The same technology that is used to protect services like Gmail, Google Search, and YouTube from DDoS attacks and web-based security risks is now available to customers through Cloud Armor. Cloud Armor enables comprehensive protection at Layers 3, 4, and 7 for workloads deployed behind an external HTTPS load balancer in GCP. Cloud Armor security policies can be configured to enable/disable traffic based on IP address, or to use custom-rule expressions to monitor and mitigate attacks from Layer 3 to Layer 7 based on attributes of incoming requests. The GCP security service is prebuilt with rules to detect SQL injection and cross-site scripting attacks.
Additional Considerations for Cloud Security Monitoring
In addition to the native security monitoring services offered by cloud service providers, organizations should also augment them with third-party tools. For example, full traffic transparency in real time is necessary in order to understand what’s happening in your incoming traffic stream.
Although the top-tier cloud providers offer a variety of native tools, it is a mistake to assume that these tools provide comprehensive security. They do not, nor are they meant to do so. A robust security posture also requires a next-generation Web Application Firewall (WAF), advanced bot mitigation to block hostile bot traffic, API protection, and more. A web security platform such as Reblaze provides these capabilities and more, and runs natively on the top-tier cloud providers.

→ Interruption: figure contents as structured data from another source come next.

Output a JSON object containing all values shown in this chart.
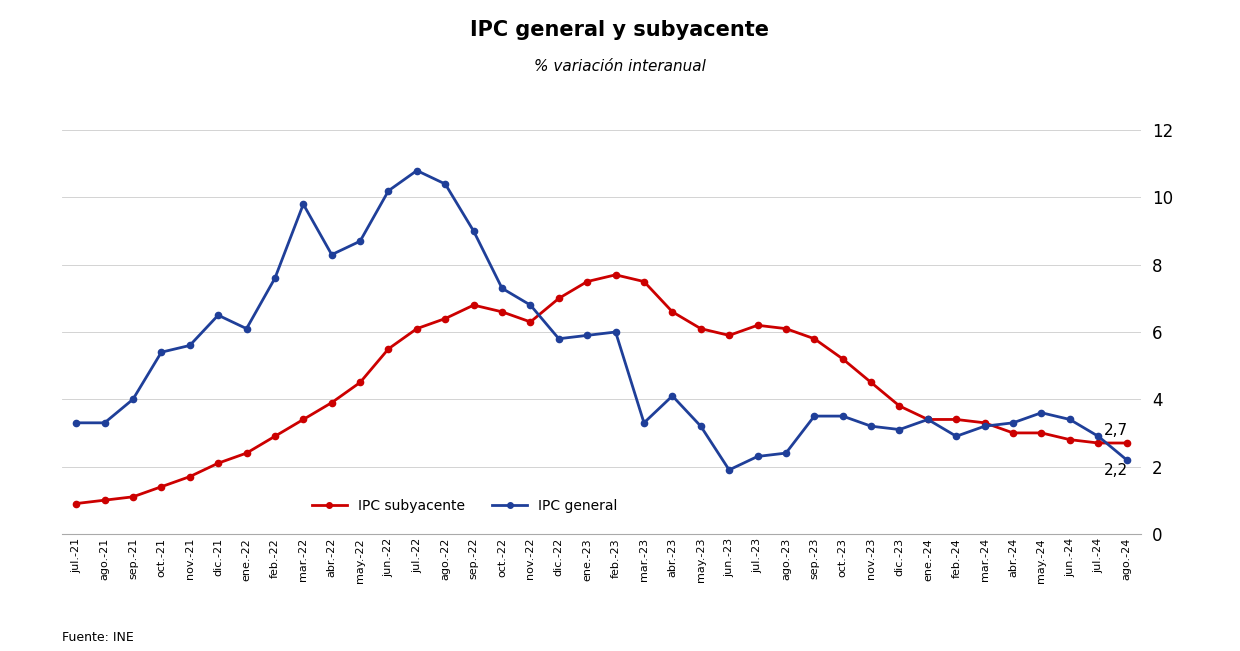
{
  "title": "IPC general y subyacente",
  "subtitle": "% variación interanual",
  "source": "Fuente: INE",
  "legend_subyacente": "IPC subyacente",
  "legend_general": "IPC general",
  "color_subyacente": "#CC0000",
  "color_general": "#1F3F99",
  "annotation_subyacente": "2,7",
  "annotation_general": "2,2",
  "xlabels": [
    "jul.-21",
    "ago.-21",
    "sep.-21",
    "oct.-21",
    "nov.-21",
    "dic.-21",
    "ene.-22",
    "feb.-22",
    "mar.-22",
    "abr.-22",
    "may.-22",
    "jun.-22",
    "jul.-22",
    "ago.-22",
    "sep.-22",
    "oct.-22",
    "nov.-22",
    "dic.-22",
    "ene.-23",
    "feb.-23",
    "mar.-23",
    "abr.-23",
    "may.-23",
    "jun.-23",
    "jul.-23",
    "ago.-23",
    "sep.-23",
    "oct.-23",
    "nov.-23",
    "dic.-23",
    "ene.-24",
    "feb.-24",
    "mar.-24",
    "abr.-24",
    "may.-24",
    "jun.-24",
    "jul.-24",
    "ago.-24"
  ],
  "ipc_subyacente": [
    0.9,
    1.0,
    1.1,
    1.4,
    1.7,
    2.1,
    2.4,
    2.9,
    3.4,
    3.9,
    4.5,
    5.5,
    6.1,
    6.4,
    6.8,
    6.6,
    6.3,
    7.0,
    7.5,
    7.7,
    7.5,
    6.6,
    6.1,
    5.9,
    6.2,
    6.1,
    5.8,
    5.2,
    4.5,
    3.8,
    3.4,
    3.4,
    3.3,
    3.0,
    3.0,
    2.8,
    2.7,
    2.7
  ],
  "ipc_general": [
    3.3,
    3.3,
    4.0,
    5.4,
    5.6,
    6.5,
    6.1,
    7.6,
    9.8,
    8.3,
    8.7,
    10.2,
    10.8,
    10.4,
    9.0,
    7.3,
    6.8,
    5.8,
    5.9,
    6.0,
    3.3,
    4.1,
    3.2,
    1.9,
    2.3,
    2.4,
    3.5,
    3.5,
    3.2,
    3.1,
    3.4,
    2.9,
    3.2,
    3.3,
    3.6,
    3.4,
    2.9,
    2.2
  ],
  "ylim": [
    0,
    12
  ],
  "yticks": [
    0,
    2,
    4,
    6,
    8,
    10,
    12
  ],
  "background_color": "#ffffff"
}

When adopting security monitoring tools, you should also consider auto-remediation options that can trigger corrective actions without human intervention. For example, webhooks and Automation runbooks can be linked to security alerts generated by Azure. Similarly, Amazon GuardDuty can be configured to leverage AWS Lambda for auto-remediation.
Last but not least, security should be built in from Day 0, when the components are deployed for the first time. For many organizations, this requires a culture shift; for example, adopting IaC (Infrastructure as Code) and implementing immutable infrastructure. All the right security measures should be built into the templates or scripts that deploy your cloud environments through DevSecOps practices and monitored continuously for any deviations.
AWS, Azure, and GCP offer native and third-party tools to protect customers from emerging cyber security threats. However, the cloud follows a shared security model, and it’s up to you to implement the right security monitoring tools. As discussed above, due diligence in choosing the right tools, configuring them per best practices, and integrating them with DevSecOps are some of the steps you can take to protect your cloud workloads from rampant security threats.